= The Miracle of 1511 =

Historic festival involving the building of satirical snowmen

The Miracle of 1511 (De sneeuwpoppen van 1511) was a festival in Brussels in which the locals built approximately 110 satirical snowmen. It is estimated that more than half of the snowmen portrayed pornographic or sexual characters. Examples of snowmen built included a snownun that was seducing a man, a snowman and a snowwoman having sex in front of the town fountain and a naked snowboy urinating into the mouth of a drunken snowman. There were also snow unicorns, snow mermaids, a snow dentist, and snow prostitutes enticing people into the city's red light district. Among the political snowmen created were "a snow virgin with a unicorn in her lap", that was built in front of the ducal palace in Coudenberg, the home of Holy Roman Emperor Charles V. This was in protest to him being absent and instead living with his aunt Margaret of Austria in Mechelen.
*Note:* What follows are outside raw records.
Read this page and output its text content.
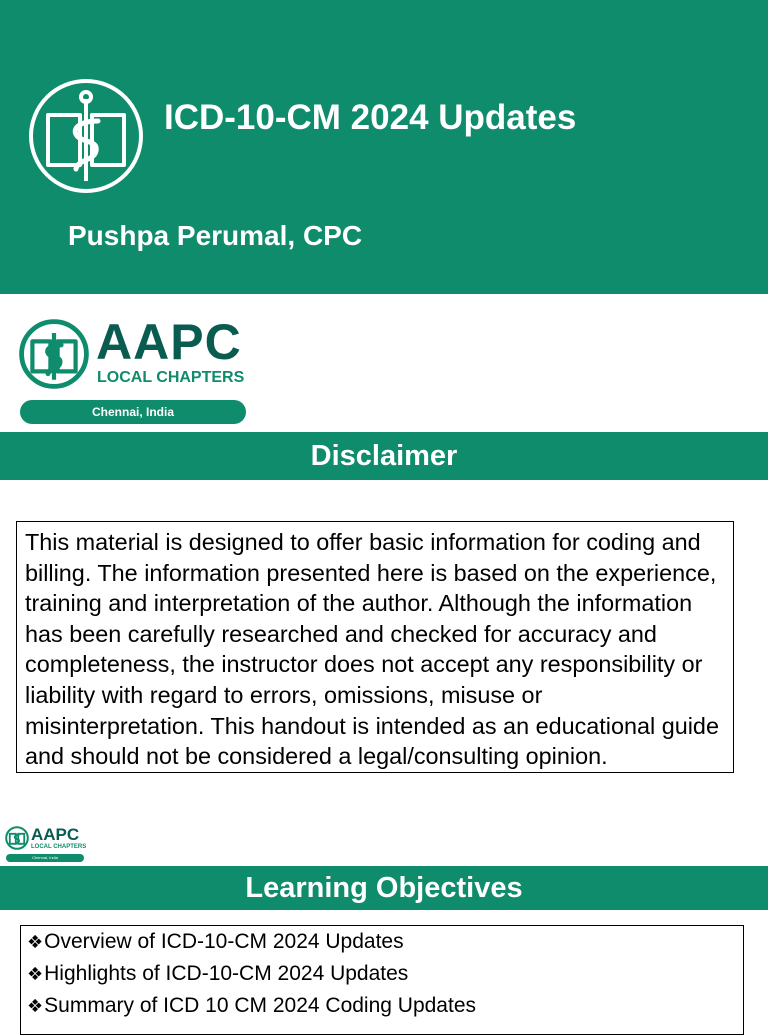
ICD-10-CM 2024 Updates
Pushpa Perumal, CPC
AAPC
LOCAL CHAPTERS
Chennai, India
Disclaimer
This material is designed to offer basic information for coding and billing. The information presented here is based on the experience, training and interpretation of the author. Although the information has been carefully researched and checked for accuracy and completeness, the instructor does not accept any responsibility or liability with regard to errors, omissions, misuse or misinterpretation. This handout is intended as an educational guide and should not be considered a legal/consulting opinion.
AAPC
LOCAL CHAPTERS
Chennai, India
Learning Objectives
❖Overview of ICD-10-CM 2024 Updates
❖Highlights of ICD-10-CM 2024 Updates
❖Summary of ICD 10 CM 2024 Coding Updates
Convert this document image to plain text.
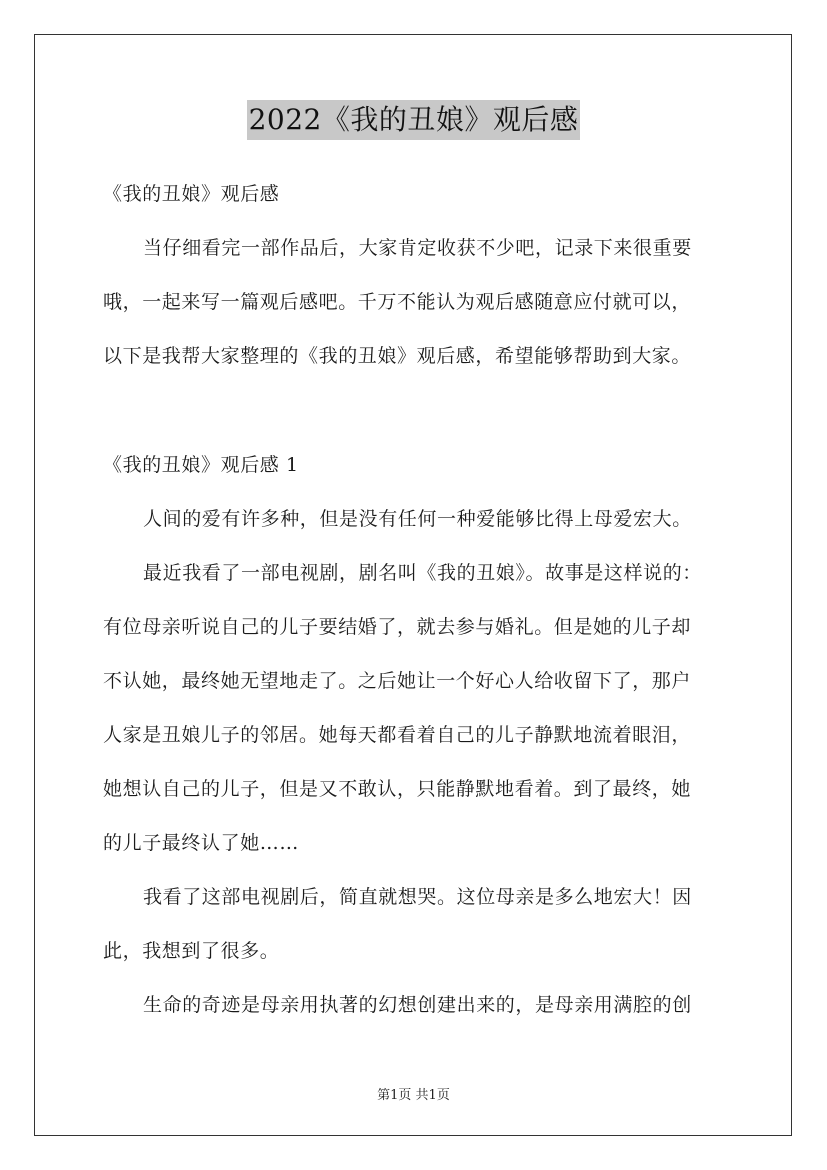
2022《我的丑娘》观后感
《我的丑娘》观后感
当仔细看完一部作品后，大家肯定收获不少吧，记录下来很重要
哦，一起来写一篇观后感吧。千万不能认为观后感随意应付就可以，
以下是我帮大家整理的《我的丑娘》观后感，希望能够帮助到大家。
《我的丑娘》观后感 1
人间的爱有许多种，但是没有任何一种爱能够比得上母爱宏大。
最近我看了一部电视剧，剧名叫《我的丑娘》。故事是这样说的：
有位母亲听说自己的儿子要结婚了，就去参与婚礼。但是她的儿子却
不认她，最终她无望地走了。之后她让一个好心人给收留下了，那户
人家是丑娘儿子的邻居。她每天都看着自己的儿子静默地流着眼泪，
她想认自己的儿子，但是又不敢认，只能静默地看着。到了最终，她
的儿子最终认了她……
我看了这部电视剧后，简直就想哭。这位母亲是多么地宏大！因
此，我想到了很多。
生命的奇迹是母亲用执著的幻想创建出来的，是母亲用满腔的创
第1页 共1页
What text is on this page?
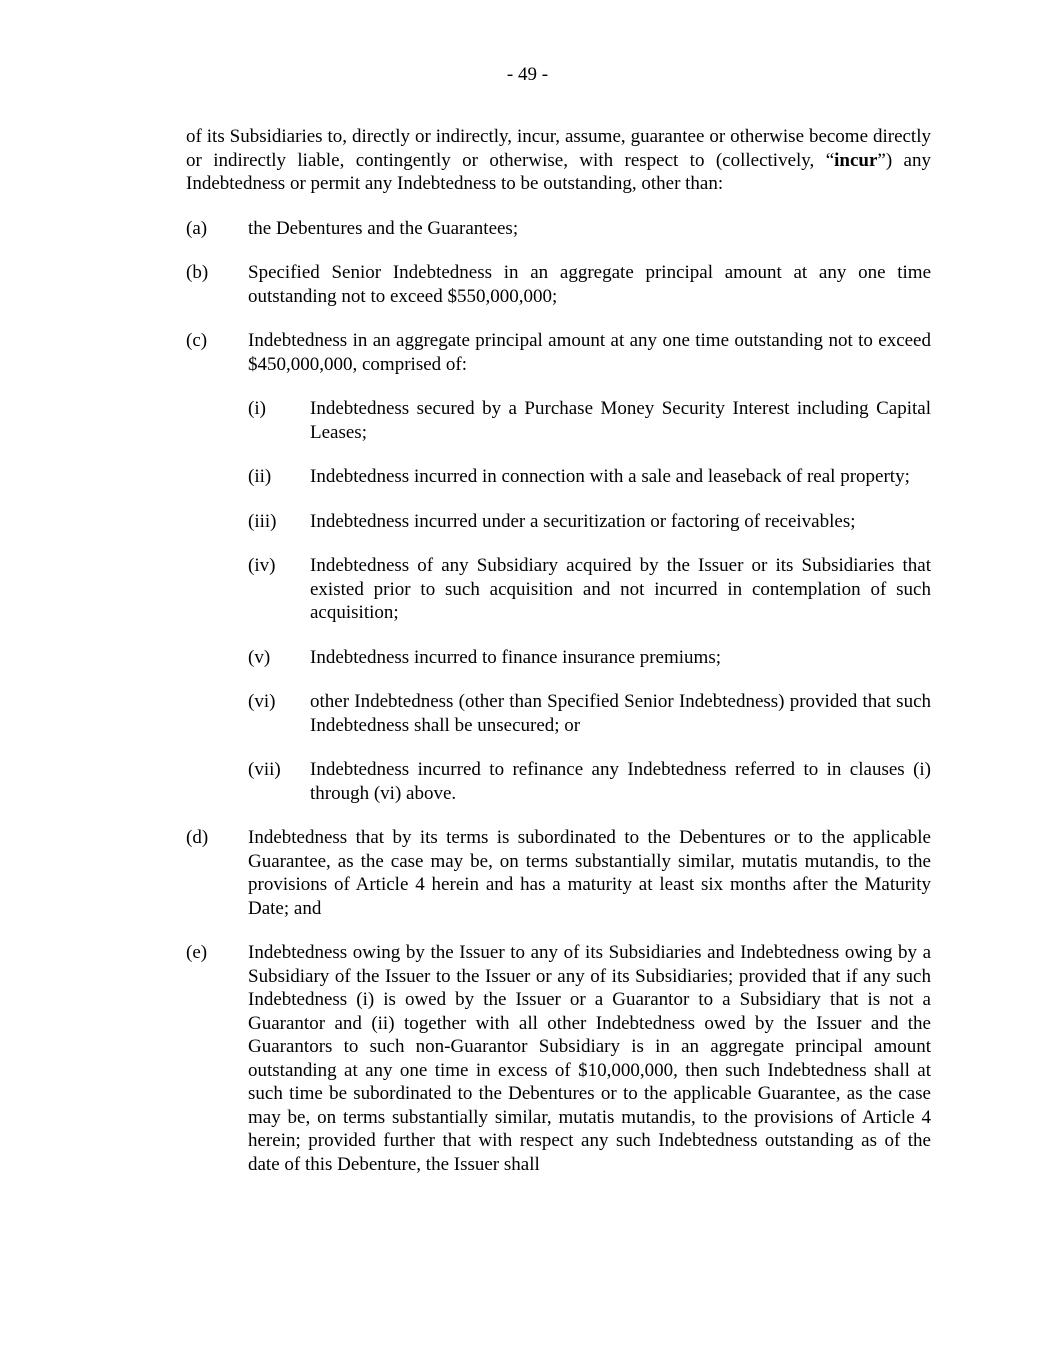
- 49 -

of its Subsidiaries to, directly or indirectly, incur, assume, guarantee or otherwise become directly or indirectly liable, contingently or otherwise, with respect to (collectively, “incur”) any Indebtedness or permit any Indebtedness to be outstanding, other than:

(a)	the Debentures and the Guarantees;
(b)	Specified Senior Indebtedness in an aggregate principal amount at any one time outstanding not to exceed $550,000,000;
(c)	Indebtedness in an aggregate principal amount at any one time outstanding not to exceed $450,000,000, comprised of:
(i)	Indebtedness secured by a Purchase Money Security Interest including Capital Leases;
(ii)	Indebtedness incurred in connection with a sale and leaseback of real property;
(iii)	Indebtedness incurred under a securitization or factoring of receivables;
(iv)	Indebtedness of any Subsidiary acquired by the Issuer or its Subsidiaries that existed prior to such acquisition and not incurred in contemplation of such acquisition;
(v)	Indebtedness incurred to finance insurance premiums;
(vi)	other Indebtedness (other than Specified Senior Indebtedness) provided that such Indebtedness shall be unsecured; or
(vii)	Indebtedness incurred to refinance any Indebtedness referred to in clauses (i) through (vi) above.
(d)	Indebtedness that by its terms is subordinated to the Debentures or to the applicable Guarantee, as the case may be, on terms substantially similar, mutatis mutandis, to the provisions of Article 4 herein and has a maturity at least six months after the Maturity Date; and
(e)	Indebtedness owing by the Issuer to any of its Subsidiaries and Indebtedness owing by a Subsidiary of the Issuer to the Issuer or any of its Subsidiaries; provided that if any such Indebtedness (i) is owed by the Issuer or a Guarantor to a Subsidiary that is not a Guarantor and (ii) together with all other Indebtedness owed by the Issuer and the Guarantors to such non-Guarantor Subsidiary is in an aggregate principal amount outstanding at any one time in excess of $10,000,000, then such Indebtedness shall at such time be subordinated to the Debentures or to the applicable Guarantee, as the case may be, on terms substantially similar, mutatis mutandis, to the provisions of Article 4 herein; provided further that with respect any such Indebtedness outstanding as of the date of this Debenture, the Issuer shall
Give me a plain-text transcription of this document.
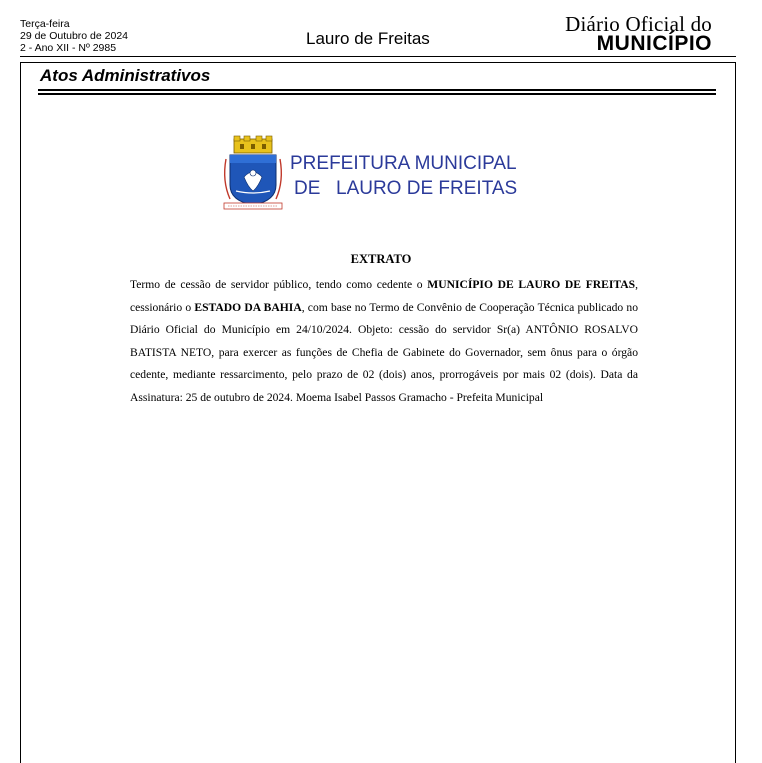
Terça-feira
29 de Outubro de 2024
2 - Ano XII - Nº 2985	Lauro de Freitas
Diário Oficial do
MUNICÍPIO
Atos Administrativos
PREFEITURA MUNICIPAL
DE LAURO DE FREITAS
EXTRATO
Termo de cessão de servidor público, tendo como cedente o MUNICÍPIO DE LAURO DE FREITAS, cessionário o ESTADO DA BAHIA, com base no Termo de Convênio de Cooperação Técnica publicado no Diário Oficial do Município em 24/10/2024. Objeto: cessão do servidor Sr(a) ANTÔNIO ROSALVO BATISTA NETO, para exercer as funções de Chefia de Gabinete do Governador, sem ônus para o órgão cedente, mediante ressarcimento, pelo prazo de 02 (dois) anos, prorrogáveis por mais 02 (dois). Data da Assinatura: 25 de outubro de 2024. Moema Isabel Passos Gramacho - Prefeita Municipal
Before the Miracle, there had been six weeks of cold weather (more common then than now owing to the Little Ice Age). Combined with mass population growth and a large wealth disparity between the peasants and the ruling House of Habsburg, the locals decided to use the snowmen as a form of protest. The different socioeconomic classes each constructed different kinds of snowman. As a result, the poor would destroy snowmen built by the ruling classes. Eventually, the Miracle concluded when the snow thawed during the warm following spring, which led to flooding in Brussels. Later that month, when the water was all gone, the King of France donated 1000 gold coins to the town.

Dutch poet Jan Smeken wrote about the Miracle in his poem "Dwonder van claren ijse en snee" [The miracle of pure ice and snow].